The French Exit by Elisa Gabbert
Birds LLC, 2012; 69 pp
Reviewed by Vladislav Fredrick


The French Exit is an aptly named collection, its poems snapshot memories of Gabbert’s life carrying more feeling than a freshly developed Polaroid. Gabbert’s work digs into matters of human concern, shows readers the trains of worry they are so often wont to ride. These fantastically lensed photos of humanity are presented with a harmony that preserves consistent narrative flow while allowing for variance in both style and form. The frank tone of Gabbert’s poetry is often coupled with a sense of appreciation for the ironic, a certain tongue-in-cheek approach to tasting the world, as can be felt in the following excerpt from “Poem with attempted suicide and/or autoerotic asphyxiation”:

When the boredom hits,
I hit the boredom

like a glass door. Oh my god,
what am I for? I would throw

a game of solitaire;
I would throw myself

off the trail.
But for the railing, 

I’m this close
to deforestation porn--

Paired lines are a favored form of delivery within The French Exit, and Gabbert delivers them with brevity and punch, often splitting apart actions in order to propel readers forward from stanza to stanza.
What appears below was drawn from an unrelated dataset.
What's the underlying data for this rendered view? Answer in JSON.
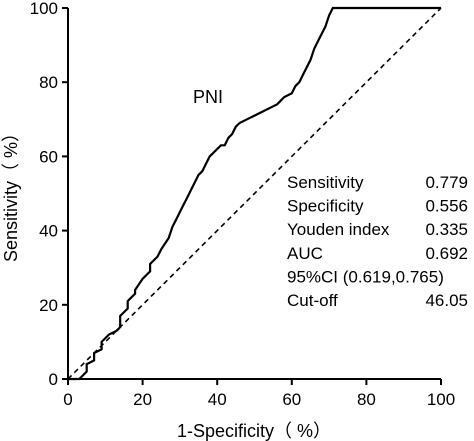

The frequent employment of the “I,” the first-person narrative, is the final spark of light that ignites the Polaroid, that allows these snapshots of humanity to develop and to be felt as real and whole through Gabbert’s eyes.

Camera Obscura

Candelabra on the wainscotting, hairline fracture
on the ceiling. An ancient stereopticon

leaves dust rings around my eyes. This tiny room
cannot contain my desire. My desire

flaps and beats against the walls
like an idiot bird trapped inside the flute

The poems of The French Exit are like desire as it is expressed in the above excerpt of “Camera Obscura”: too large and loud to be contained by a room so small as the pages of a book, yet too wonderful to be allowed to escape unseen.